Share

4. Sejak Kapan Kamu Punya Pacar?

Ralin baru saja selesai dari makan siangnya dan buru-buru menyelesaikan pekerjaannya yang tadi sempat tertunda. Saat Ralin sedang fokus, gawainya berbunyi menandakan panggilan telepon masuk, ternyata telepon dari mamanya.

Ralin menghela napasnya sejenak, bersiap-siap mendapati khotbah dari si mama.

"Ya, Ma? Ralin masih di kantor," ucap Ralin saat menjawab panggilan telepon.

"Udah tahu kalau kamu lagi di kantor, yang Mama nggak tahu itu sejak kapan kamu punya pacar?" tanya Arini pada putrinya secara langsung.

Ralin menepuk dahinya, ia sendiri belum bilang ke orang tuanya kalau sudah memiliki kekasih, sementara semalam ia telah mengunggah foto ciuman pipi bersama Juan. Pasti mamanya telah melihat sendiri unggahan foto tersebut.

"Itu cincin berlian, kamu beneran diberi sama pacar baru kamu?" Lagi Ralin mendapatkan pertanyaan yang jelas pertanyaan dari mamanya ini muncul karena unggahan foto Ralin di I*******m.
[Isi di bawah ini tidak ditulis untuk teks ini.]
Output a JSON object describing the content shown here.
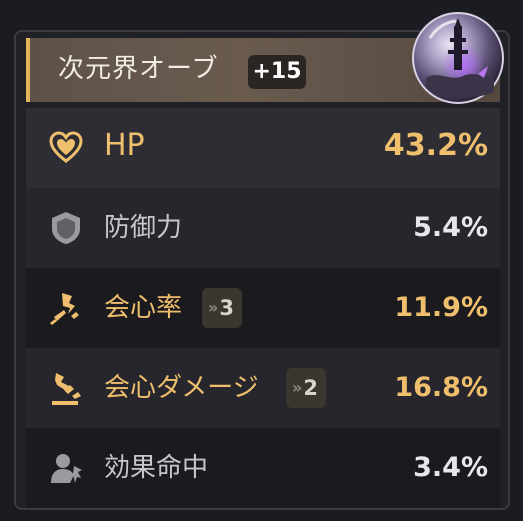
{
  "header": {
    "title": "次元界オーブ",
    "level": "+15"
  },
  "orb_icon": "planar-orb-icon",
  "stats": [
    {
      "icon": "heart-icon",
      "label": "HP",
      "value": "43.2%",
      "highlight": true
    },
    {
      "icon": "shield-icon",
      "label": "防御力",
      "value": "5.4%",
      "highlight": false
    },
    {
      "icon": "crit-rate-icon",
      "label": "会心率",
      "upgrades_arrow": "»",
      "upgrades": "3",
      "value": "11.9%",
      "highlight": false
    },
    {
      "icon": "crit-damage-icon",
      "label": "会心ダメージ",
      "upgrades_arrow": "»",
      "upgrades": "2",
      "value": "16.8%",
      "highlight": false
    },
    {
      "icon": "effect-hit-icon",
      "label": "効果命中",
      "value": "3.4%",
      "highlight": false
    }
  ],
  "colors": {
    "gold": "#f0bf6e",
    "accent_bar": "#e6b45a",
    "text_white": "#e7e7ea"
  }
}
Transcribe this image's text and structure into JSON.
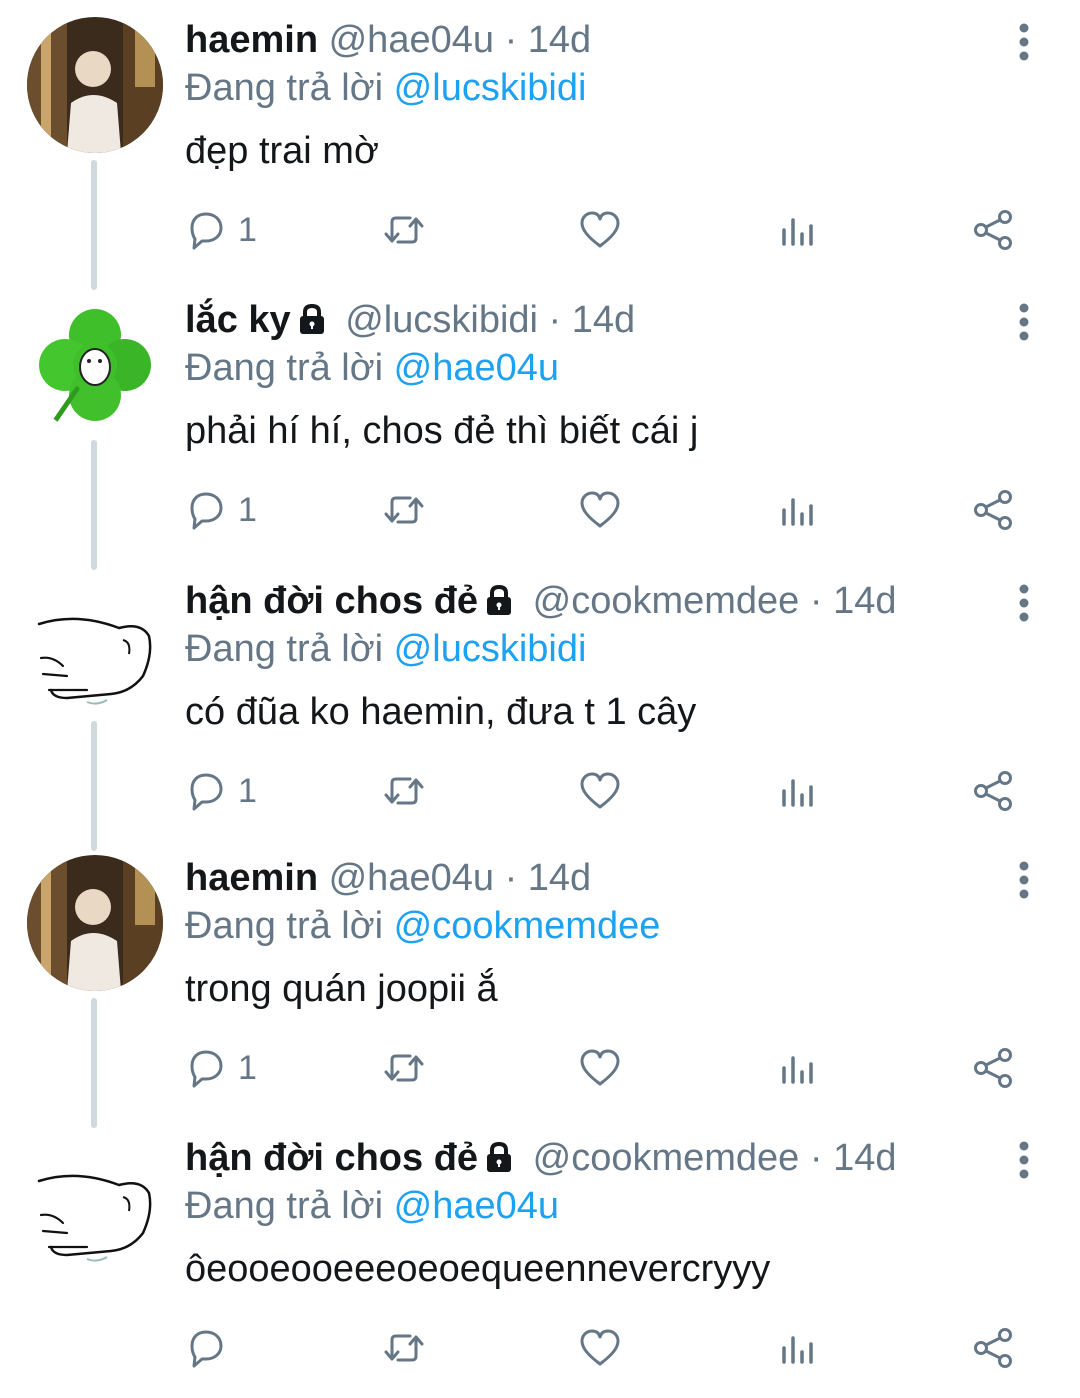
{
  "colors": {
    "link": "#1da1f2",
    "muted": "#657786",
    "text": "#14171a",
    "thread_line": "#cfd9de"
  },
  "reply_prefix": "Đang trả lời",
  "tweets": [
    {
      "name": "haemin",
      "handle": "@hae04u",
      "time": "· 14d",
      "locked": false,
      "avatar": "photo-avatar",
      "reply_to": "@lucskibidi",
      "text": "đẹp trai mờ",
      "reply_count": "1"
    },
    {
      "name": "lắc ky",
      "handle": "@lucskibidi",
      "time": "· 14d",
      "locked": true,
      "avatar": "clover-avatar",
      "reply_to": "@hae04u",
      "text": "phải hí hí, chos đẻ thì biết cái j",
      "reply_count": "1"
    },
    {
      "name": "hận đời chos đẻ",
      "handle": "@cookmemdee",
      "time": "· 14d",
      "locked": true,
      "avatar": "sketch-avatar",
      "reply_to": "@lucskibidi",
      "text": "có đũa ko haemin, đưa t 1 cây",
      "reply_count": "1"
    },
    {
      "name": "haemin",
      "handle": "@hae04u",
      "time": "· 14d",
      "locked": false,
      "avatar": "photo-avatar",
      "reply_to": "@cookmemdee",
      "text": "trong quán joopii ắ",
      "reply_count": "1"
    },
    {
      "name": "hận đời chos đẻ",
      "handle": "@cookmemdee",
      "time": "· 14d",
      "locked": true,
      "avatar": "sketch-avatar",
      "reply_to": "@hae04u",
      "text": "ôeooeooeeeoeoequeennevercryyy",
      "reply_count": ""
    }
  ]
}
"I-iya, Ma!" jawab Ralin sedikit ragu.

"Wah, akhirnya ... besok ajak ke rumah, ya? Mama sama papa pengen ketemu sama pacar baru kamu," ucap Arini dengan semangat.
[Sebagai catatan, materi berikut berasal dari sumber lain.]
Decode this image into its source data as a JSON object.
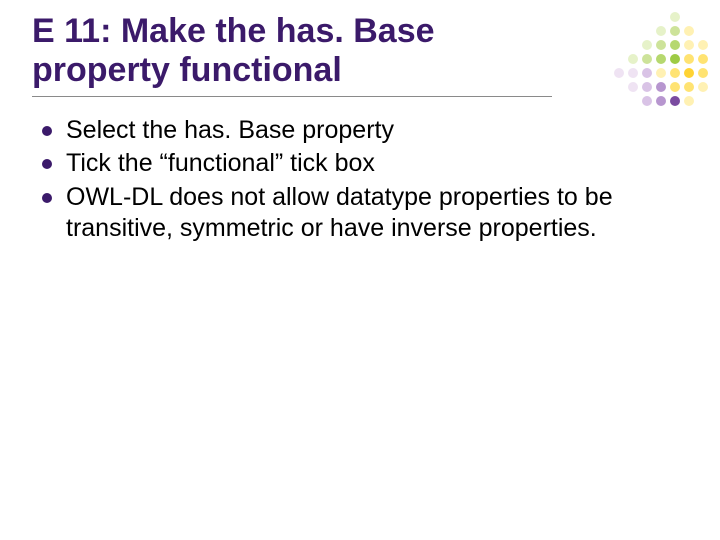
{
  "title": "E 11: Make the has. Base property functional",
  "bullets": [
    "Select the has. Base property",
    "Tick the “functional” tick box",
    "OWL-DL does not allow datatype properties to be transitive, symmetric or have inverse properties."
  ],
  "dot_grid": {
    "rows": 7,
    "cols": 7,
    "colors": {
      "blank": "transparent",
      "g1": "#e6f2c9",
      "g2": "#cde39a",
      "g3": "#b6d86f",
      "g4": "#9ecb45",
      "y1": "#fff1b3",
      "y2": "#ffe372",
      "y3": "#ffd333",
      "p1": "#efe3f3",
      "p2": "#d9c3e6",
      "p3": "#b796cf",
      "p4": "#7a4ba0"
    },
    "layout": [
      [
        "blank",
        "blank",
        "blank",
        "blank",
        "g1",
        "blank",
        "blank"
      ],
      [
        "blank",
        "blank",
        "blank",
        "g1",
        "g2",
        "y1",
        "blank"
      ],
      [
        "blank",
        "blank",
        "g1",
        "g2",
        "g3",
        "y1",
        "y1"
      ],
      [
        "blank",
        "g1",
        "g2",
        "g3",
        "g4",
        "y2",
        "y2"
      ],
      [
        "p1",
        "p1",
        "p2",
        "y1",
        "y2",
        "y3",
        "y2"
      ],
      [
        "blank",
        "p1",
        "p2",
        "p3",
        "y2",
        "y2",
        "y1"
      ],
      [
        "blank",
        "blank",
        "p2",
        "p3",
        "p4",
        "y1",
        "blank"
      ]
    ]
  }
}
"Oke, Ma, nanti Ralin beri tahu Juan. Umm ... udah dulu ya, takut dilihat sama Pak Carlos kalau Ralin lagi telponan," ucap Ralin sedikit berbisik, antisipasi kalau bosnya lewat.

"Oke, jangan lupa makan dan istirahat yang cukup! Jangan terlalu memforsir diri, ya? Jangan lupa juga transfer uangnya, Mama belum bayar arisan."

Ralin memutar bola matanya, pesan si mama selalu berujung dengan 'jangan lupa transferan' ini lah yang membuat Ralin harus bekerja keras, kadang memforsir diri tanpa kenal waktu. Bagaimana sempat mencari kekasih kalau waktunya ia habiskan untuk bekerja dan mengabdi untuk Carlos Company.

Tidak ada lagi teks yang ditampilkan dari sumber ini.